De acordo com este relatório do Escritório do Diretor de Informações Nacionais, o programa cibernético da Coreia do Norte representa “uma ameaça crescente em termos de espionagem, roubos e atentados”.
Além disso, acusa Pyongyang de ter roubado centenas de milhões de dólares de instituições financeiras, ou de plataformas de câmbio de criptomoedas, “provavelmente para financiar as prioridades do governo, como programas nucleares e balísticos”.
O programa cibernético da Coreia do Norte poderia remontar à década de 1990.
“Todas as guerras do futuro serão guerras informáticas”, teria previsto o falecido líder norte-coreano Kim Jong-il, pai do atual presidente.
Os mais brilhantes
Atualmente, a unidade de guerra cibernética norte-coreana, a “Oficina 121”, tem 6.000 membros que também operam no exterior, em particular em Belarus, China, Índia, Malásia, ou Rússia, de acordo com um relatório militar de 2020 dos EUA.
“Eles são altamente desenvolvidos, rápidos e capazes de ataques elaborados”, diz Scott Jarkoff, da empresa especializada CrowdStrike.
Os membros da Oficina 121 são treinados em diferentes linguagens de programação e sistemas operacionais em instituições como a Universidade Mirim, disse à AFP o ex-aluno Jang Se-yul, que desertou em 2007.
Esta universidade aceita apenas 100 alunos por ano, escolhidos entre os mais brilhantes do país.
“Eles nos ensinaram que deveríamos estar preparados para enfrentar a capacidade americana de guerra cibernética”, contou Jang.
“Eles nos explicaram que tínhamos que desenvolver nossos próprios programas de ‘hacking’, já que a melhor defesa consiste em atacar o sistema de exploração do inimigo”, acrescentou.
O desenvolvimento desse tipo de programa de guerra cibernética é particularmente atraente para pequenos países, como a Coreia do Norte, “que estão desatualizados em termos de equipamentos como aviões, carros e outros sistemas de armas modernos”, explica Martyn Williams, do Stimson Center.
“Tudo que você precisa para ‘hackear’ é um computador e uma conexão com a Internet”, completa.
A maioria dos programas cibernéticos nos países é voltada para atividades de espionagem. E a Coreia do Norte se caracteriza por colocar sua capacidade a serviço de objetivos financeiros.
“Roubar é mais lucrativo”
Com a pandemia, Pyongyang fechou suas fronteiras, isolando um pouco mais do mundo sua economia afundada por sanções.

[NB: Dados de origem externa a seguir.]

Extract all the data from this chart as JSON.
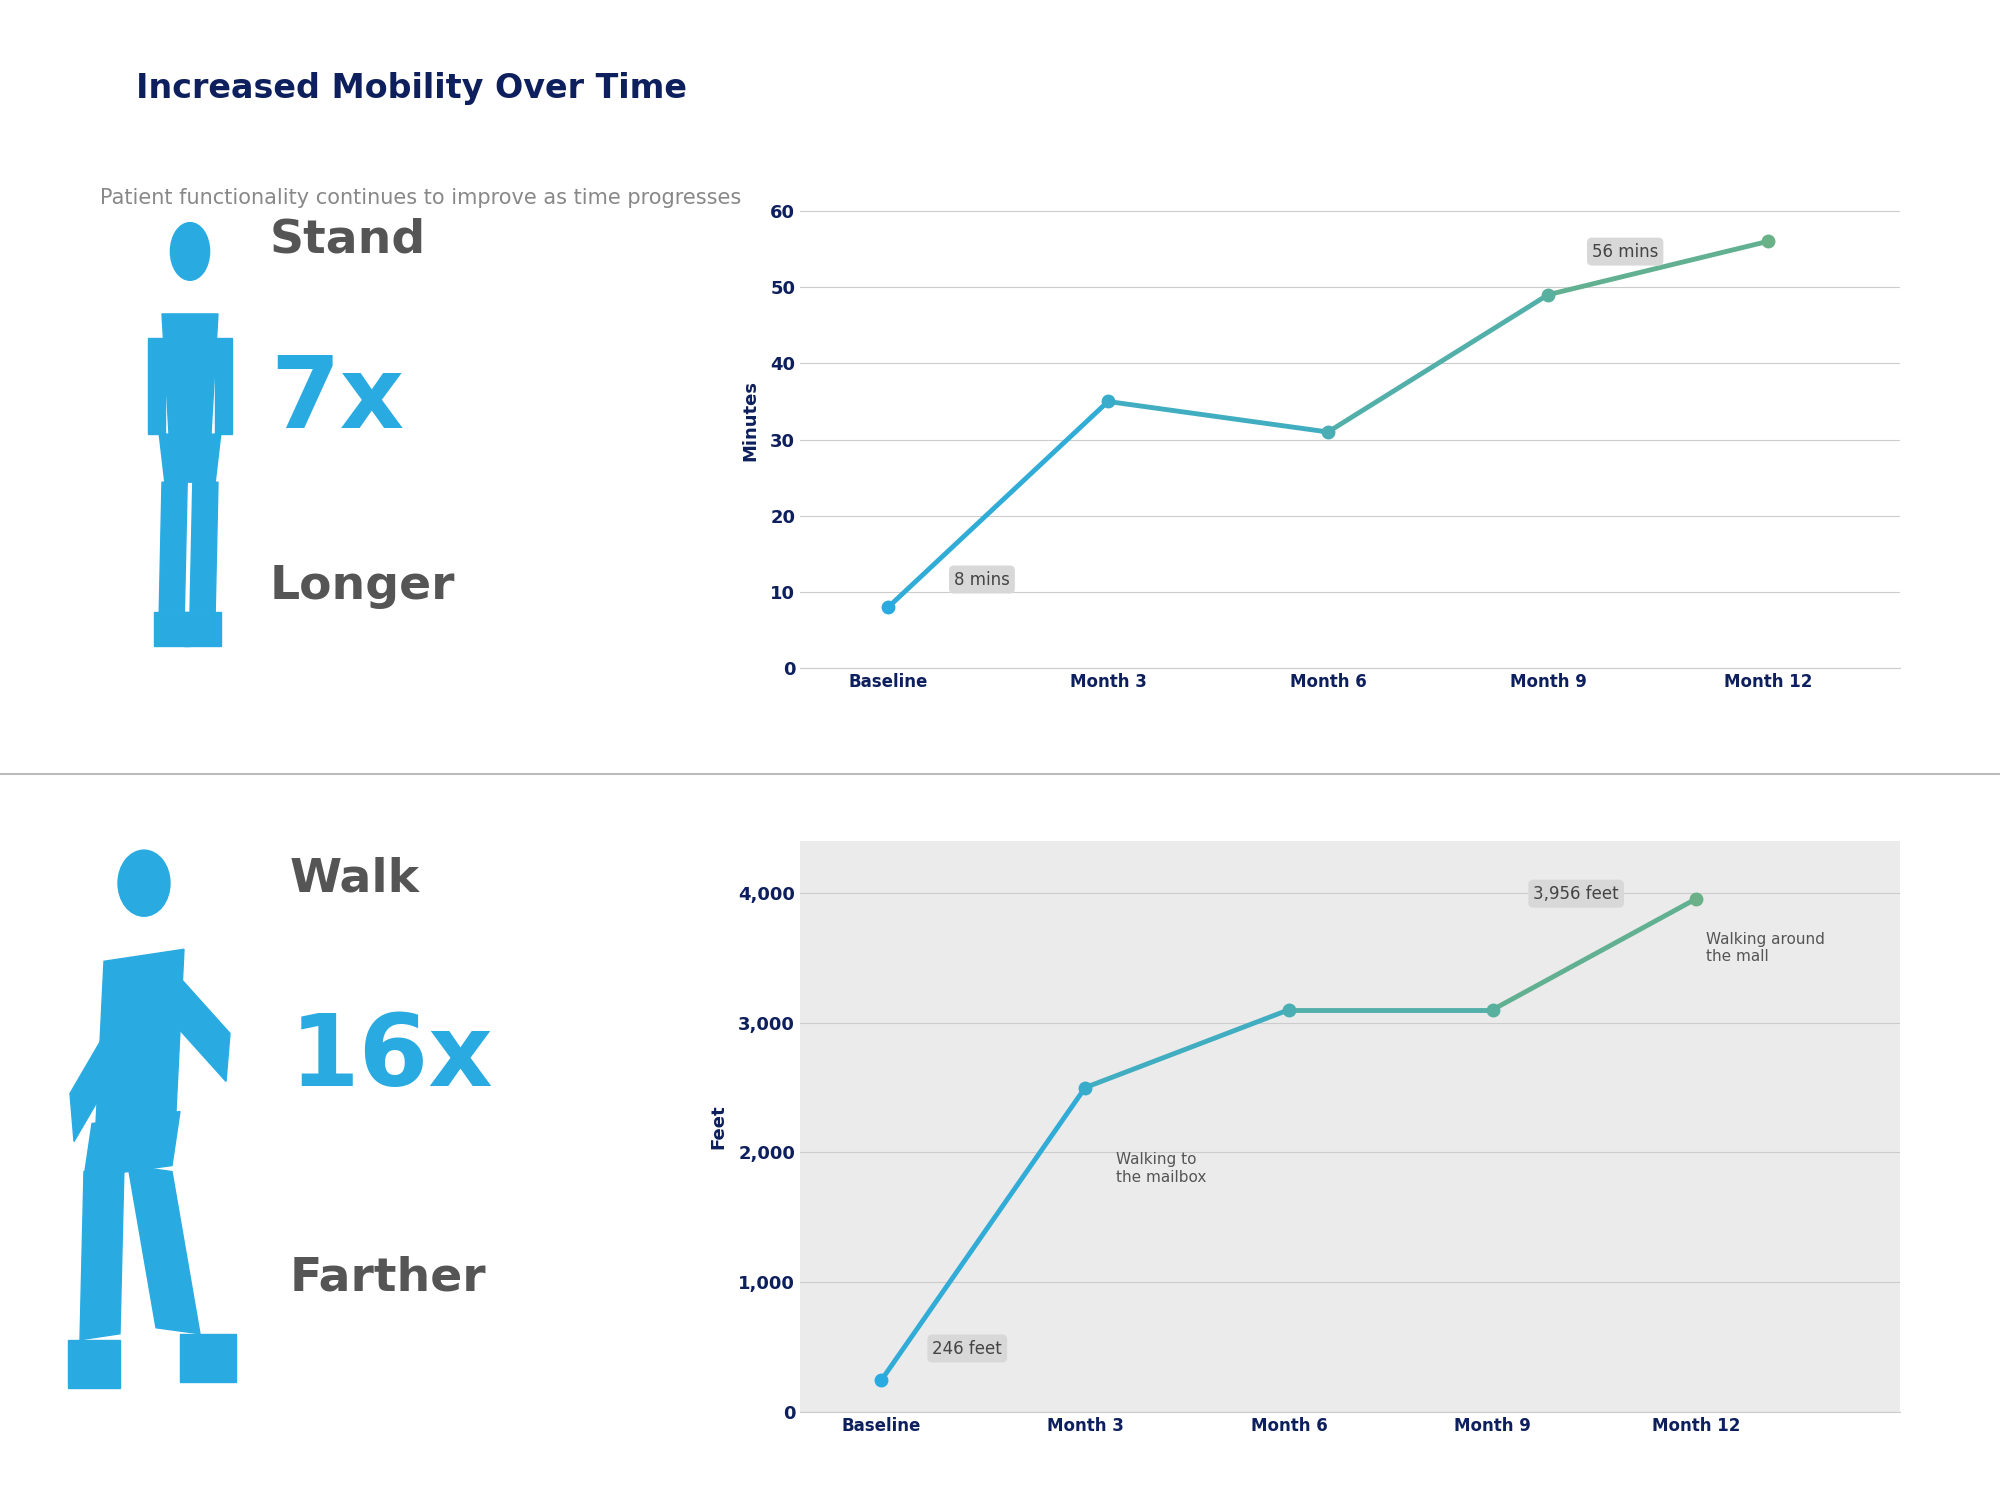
{
  "title": "Increased Mobility Over Time",
  "subtitle": "Patient functionality continues to improve as time progresses",
  "title_bg_color": "#efefef",
  "title_color": "#0d1f5c",
  "subtitle_color": "#888888",
  "bg_top": "#ffffff",
  "bg_bottom": "#ebebeb",
  "x_labels": [
    "Baseline",
    "Month 3",
    "Month 6",
    "Month 9",
    "Month 12"
  ],
  "chart1": {
    "ylabel": "Minutes",
    "ylim": [
      0,
      65
    ],
    "yticks": [
      0,
      10,
      20,
      30,
      40,
      50,
      60
    ],
    "values": [
      8,
      35,
      31,
      49,
      56
    ],
    "start_label": "8 mins",
    "end_label": "56 mins",
    "stand_text": "Stand",
    "multiplier": "7x",
    "unit_text": "Longer"
  },
  "chart2": {
    "ylabel": "Feet",
    "ylim": [
      0,
      4400
    ],
    "yticks": [
      0,
      1000,
      2000,
      3000,
      4000
    ],
    "values": [
      246,
      2500,
      3100,
      3100,
      3956
    ],
    "start_label": "246 feet",
    "end_label": "3,956 feet",
    "walk_text": "Walk",
    "multiplier": "16x",
    "unit_text": "Farther",
    "annotation1": "Walking to\nthe mailbox",
    "annotation2": "Walking around\nthe mall"
  },
  "dark_blue": "#0d1f5c",
  "blue": "#29abe2",
  "green": "#6ab187",
  "gray_text": "#555555",
  "grid_color": "#cccccc",
  "label_bg": "#d8d8d8"
}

E tenta, há anos, encontrar fontes de renda.
“Roubar é muito mais rápido e potencialmente mais lucrativo do que fazer negócio, especialmente se você pode contar com ‘hackers’ muito talentosos”, explica Williams.
Os três norte-coreanos indiciados em fevereiro nos Estados Unidos são acusados de “hackear” empresas e instituições estrangeiras, em particular o setor de criptomoedas, para tentarem se apropriar de cerca de US$ 1,3 bilhão.

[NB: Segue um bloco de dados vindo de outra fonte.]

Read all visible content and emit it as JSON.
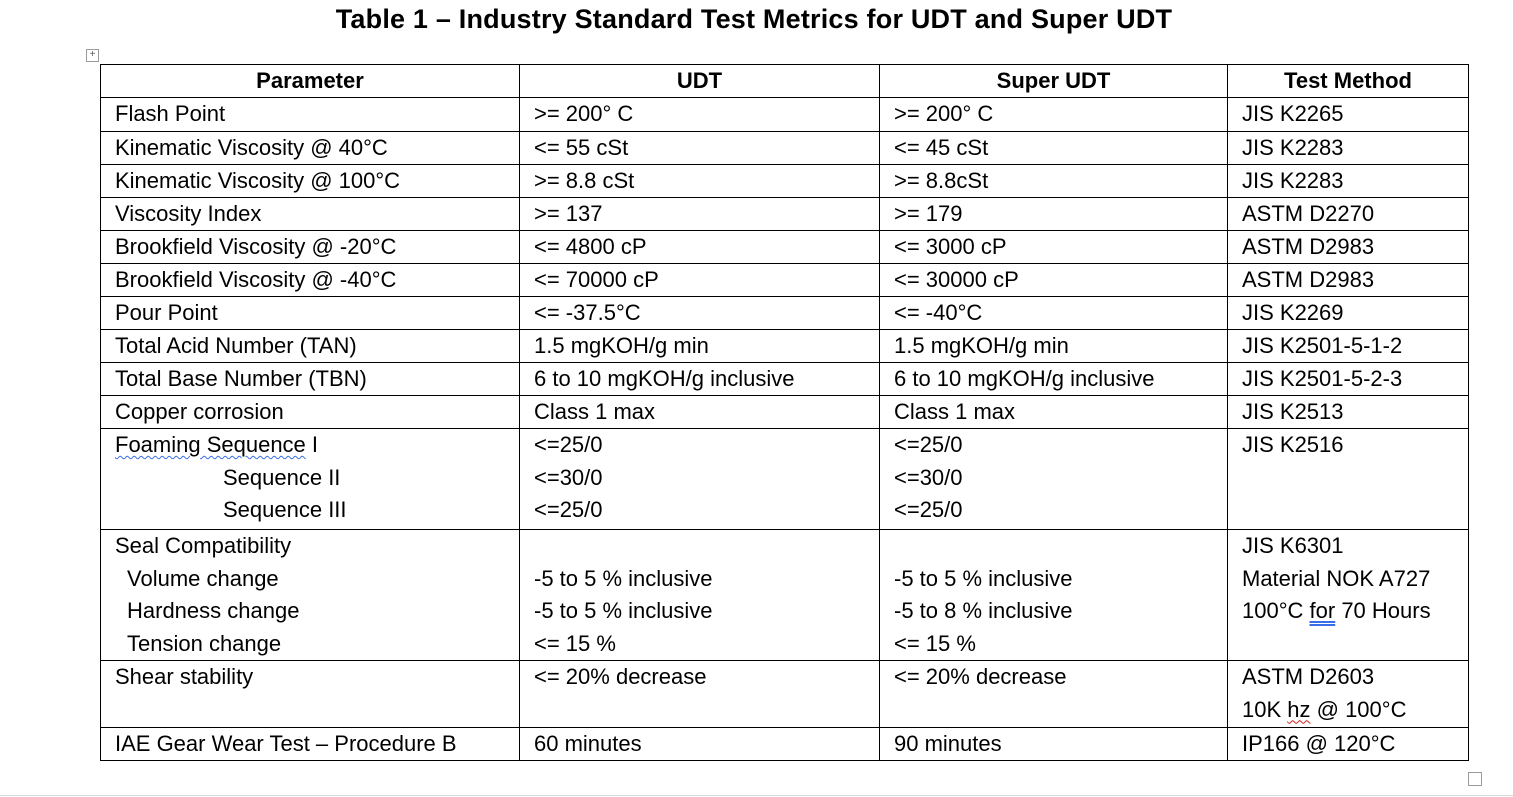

“Esses agentes norte-coreanos, que usam teclados de computador em vez de armas e roubam carteiras de criptomoedas em vez de sacolas cheias de dinheiro, são os campeões mundiais dos assaltos a bancos”, comenta o procurador federal John Demers.
A descentralização das redes de criptomoedas permite que a Coreia do Norte contorne as sanções financeiras internacionais, de acordo com Jarkoff, e “facilmente lave dinheiro e leve-o para o país fora do controle do sistema bancário global”.
“As criptomoedas são atraentes por não serem controladas, serem sem fronteiras e relativamente anônimas”, acrescenta.